Emotional stakes - Outrage, shock, satisfaction, or empathy. Neutral stories don't spread.
Discussion potential - Moral dilemmas where reasonable people disagree. Makes viewers want to comment.
Avoid:
- Stories that seem fake (get called out)
- Content too dark for entertainment
- Already viral stories (50th video won't perform)
Video Format Options
Based on what's performing now:
Voice-over commentary - React to the story while footage plays. Don't just read. Comment in real time.
Face-to-camera reactions - More personal, builds audience connection. Harder to edit.
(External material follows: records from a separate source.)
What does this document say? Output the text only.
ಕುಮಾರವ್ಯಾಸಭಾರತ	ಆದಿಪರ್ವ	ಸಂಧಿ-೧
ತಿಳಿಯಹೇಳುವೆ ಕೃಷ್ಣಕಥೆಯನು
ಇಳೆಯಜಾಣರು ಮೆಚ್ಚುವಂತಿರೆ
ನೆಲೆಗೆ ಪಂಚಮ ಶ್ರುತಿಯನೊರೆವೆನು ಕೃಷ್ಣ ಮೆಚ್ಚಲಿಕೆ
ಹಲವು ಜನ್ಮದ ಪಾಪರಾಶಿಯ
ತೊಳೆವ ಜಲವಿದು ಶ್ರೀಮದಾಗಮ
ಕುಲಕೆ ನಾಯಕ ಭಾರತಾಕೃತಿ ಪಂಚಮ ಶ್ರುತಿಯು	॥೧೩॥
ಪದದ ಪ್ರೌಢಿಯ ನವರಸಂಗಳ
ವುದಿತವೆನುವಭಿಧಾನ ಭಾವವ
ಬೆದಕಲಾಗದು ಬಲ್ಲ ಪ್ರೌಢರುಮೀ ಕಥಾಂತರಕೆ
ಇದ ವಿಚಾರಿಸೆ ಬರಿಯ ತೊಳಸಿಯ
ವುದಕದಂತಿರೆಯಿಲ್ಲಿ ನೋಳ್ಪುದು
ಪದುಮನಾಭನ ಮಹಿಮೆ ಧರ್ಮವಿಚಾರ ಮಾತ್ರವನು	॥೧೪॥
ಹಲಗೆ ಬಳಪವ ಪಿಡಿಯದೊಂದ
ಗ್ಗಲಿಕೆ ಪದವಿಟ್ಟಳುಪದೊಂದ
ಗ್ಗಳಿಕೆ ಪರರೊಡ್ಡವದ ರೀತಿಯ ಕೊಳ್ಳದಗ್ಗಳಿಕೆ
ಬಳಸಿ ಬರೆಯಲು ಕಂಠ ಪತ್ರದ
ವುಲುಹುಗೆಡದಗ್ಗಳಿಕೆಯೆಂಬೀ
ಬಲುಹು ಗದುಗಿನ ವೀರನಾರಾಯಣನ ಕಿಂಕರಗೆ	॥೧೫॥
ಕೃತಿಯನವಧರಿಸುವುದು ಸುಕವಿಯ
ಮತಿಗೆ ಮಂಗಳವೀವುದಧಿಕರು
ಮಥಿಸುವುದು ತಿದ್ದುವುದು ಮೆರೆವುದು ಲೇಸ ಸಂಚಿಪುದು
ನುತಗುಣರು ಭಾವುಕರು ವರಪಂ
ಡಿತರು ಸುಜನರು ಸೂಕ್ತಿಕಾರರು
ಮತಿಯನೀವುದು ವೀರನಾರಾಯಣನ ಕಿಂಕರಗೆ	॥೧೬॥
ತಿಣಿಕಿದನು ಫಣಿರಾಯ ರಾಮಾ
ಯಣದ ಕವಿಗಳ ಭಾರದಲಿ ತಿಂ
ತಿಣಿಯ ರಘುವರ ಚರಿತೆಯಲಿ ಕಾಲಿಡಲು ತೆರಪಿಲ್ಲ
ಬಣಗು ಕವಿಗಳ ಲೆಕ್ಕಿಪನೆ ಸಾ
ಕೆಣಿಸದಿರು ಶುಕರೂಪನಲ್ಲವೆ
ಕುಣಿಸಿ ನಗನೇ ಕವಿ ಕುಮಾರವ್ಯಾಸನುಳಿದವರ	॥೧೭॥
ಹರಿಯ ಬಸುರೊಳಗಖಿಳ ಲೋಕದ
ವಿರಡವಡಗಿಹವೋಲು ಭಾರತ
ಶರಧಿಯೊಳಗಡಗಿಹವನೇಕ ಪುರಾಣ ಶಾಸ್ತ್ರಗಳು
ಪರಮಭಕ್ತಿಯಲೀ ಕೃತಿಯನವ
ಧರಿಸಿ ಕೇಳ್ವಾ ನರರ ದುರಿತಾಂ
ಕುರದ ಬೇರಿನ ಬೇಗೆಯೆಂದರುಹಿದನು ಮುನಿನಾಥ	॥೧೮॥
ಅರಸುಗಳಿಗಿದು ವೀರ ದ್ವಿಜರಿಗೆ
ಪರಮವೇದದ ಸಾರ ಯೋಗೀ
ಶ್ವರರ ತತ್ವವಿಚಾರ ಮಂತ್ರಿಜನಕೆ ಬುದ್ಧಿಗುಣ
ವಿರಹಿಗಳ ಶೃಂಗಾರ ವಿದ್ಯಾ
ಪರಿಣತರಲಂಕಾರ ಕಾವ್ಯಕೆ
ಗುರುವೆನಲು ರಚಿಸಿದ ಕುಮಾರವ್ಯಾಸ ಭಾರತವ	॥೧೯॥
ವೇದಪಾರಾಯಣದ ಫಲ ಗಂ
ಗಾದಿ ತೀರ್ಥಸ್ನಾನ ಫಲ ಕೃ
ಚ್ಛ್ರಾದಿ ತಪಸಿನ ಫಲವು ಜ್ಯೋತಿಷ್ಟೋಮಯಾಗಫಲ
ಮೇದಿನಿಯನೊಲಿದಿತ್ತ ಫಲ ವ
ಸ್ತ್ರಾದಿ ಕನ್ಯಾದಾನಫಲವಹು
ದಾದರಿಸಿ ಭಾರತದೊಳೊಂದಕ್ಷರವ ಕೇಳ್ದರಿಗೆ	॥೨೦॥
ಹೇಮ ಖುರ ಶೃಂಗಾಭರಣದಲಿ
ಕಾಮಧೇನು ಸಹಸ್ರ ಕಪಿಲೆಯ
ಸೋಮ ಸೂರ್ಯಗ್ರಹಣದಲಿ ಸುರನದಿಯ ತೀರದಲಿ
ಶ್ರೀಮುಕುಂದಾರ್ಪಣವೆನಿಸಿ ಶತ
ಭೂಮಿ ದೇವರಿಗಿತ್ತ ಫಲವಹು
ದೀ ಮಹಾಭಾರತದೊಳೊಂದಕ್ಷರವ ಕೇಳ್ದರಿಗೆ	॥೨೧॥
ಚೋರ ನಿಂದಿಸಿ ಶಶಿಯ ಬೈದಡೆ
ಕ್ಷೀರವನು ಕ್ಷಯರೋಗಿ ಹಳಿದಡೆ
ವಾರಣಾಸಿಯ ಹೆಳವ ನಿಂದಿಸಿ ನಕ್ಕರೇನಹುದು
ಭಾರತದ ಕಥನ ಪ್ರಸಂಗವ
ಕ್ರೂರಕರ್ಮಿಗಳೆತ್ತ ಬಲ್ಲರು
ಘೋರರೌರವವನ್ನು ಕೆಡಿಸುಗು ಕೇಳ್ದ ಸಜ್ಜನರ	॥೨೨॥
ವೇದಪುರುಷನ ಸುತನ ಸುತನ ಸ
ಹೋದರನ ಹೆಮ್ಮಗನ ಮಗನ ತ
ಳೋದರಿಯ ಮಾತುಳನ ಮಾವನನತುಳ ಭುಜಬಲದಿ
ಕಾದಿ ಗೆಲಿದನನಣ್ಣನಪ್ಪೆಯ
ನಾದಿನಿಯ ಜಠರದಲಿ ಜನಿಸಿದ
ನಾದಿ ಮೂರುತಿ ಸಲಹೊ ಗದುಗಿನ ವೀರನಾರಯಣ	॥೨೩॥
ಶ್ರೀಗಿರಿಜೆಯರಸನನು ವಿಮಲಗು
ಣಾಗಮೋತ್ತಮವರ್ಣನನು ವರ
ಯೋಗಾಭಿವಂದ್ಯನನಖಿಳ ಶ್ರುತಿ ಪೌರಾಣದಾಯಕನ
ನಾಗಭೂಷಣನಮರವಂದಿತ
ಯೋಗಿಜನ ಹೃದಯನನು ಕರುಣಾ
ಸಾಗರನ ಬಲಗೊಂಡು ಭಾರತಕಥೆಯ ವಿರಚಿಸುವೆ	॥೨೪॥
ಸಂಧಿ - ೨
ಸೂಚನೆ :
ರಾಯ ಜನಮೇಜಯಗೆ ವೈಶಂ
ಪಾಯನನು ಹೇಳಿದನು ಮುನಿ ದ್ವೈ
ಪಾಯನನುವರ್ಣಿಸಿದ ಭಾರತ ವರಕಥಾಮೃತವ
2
Slideshow + TTS - Lowest effort. Works for getting started.
The Weekly Workflow
Monday-Wednesday: 30 minutes browsing Rising on 5 target subreddits. Save 10-15 potential stories.
Thursday: Review saved stories. Pick 5-7 with strongest hooks.
Friday-Sunday: Script, record, edit, schedule.
That's ~5-6 hours per week of Reddit research for a week's content.
Ethics Considerations
These are real people sharing real experiences.
- Don't use real names even if posted
- Don't track down OPs
- Don't share stories where OP asks for privacy
- Credit the subreddit
- Add your own commentary - don't just copy
Conclusion
Reddit content mining is essentially a discovery and curation problem. The story is raw material. Your perspective is what makes it content.
The creators who succeed long-term develop their own voice instead of just reading posts. Think of Reddit as the research layer, not the finished product.
What tools are you using for content research? Always interested in different approaches.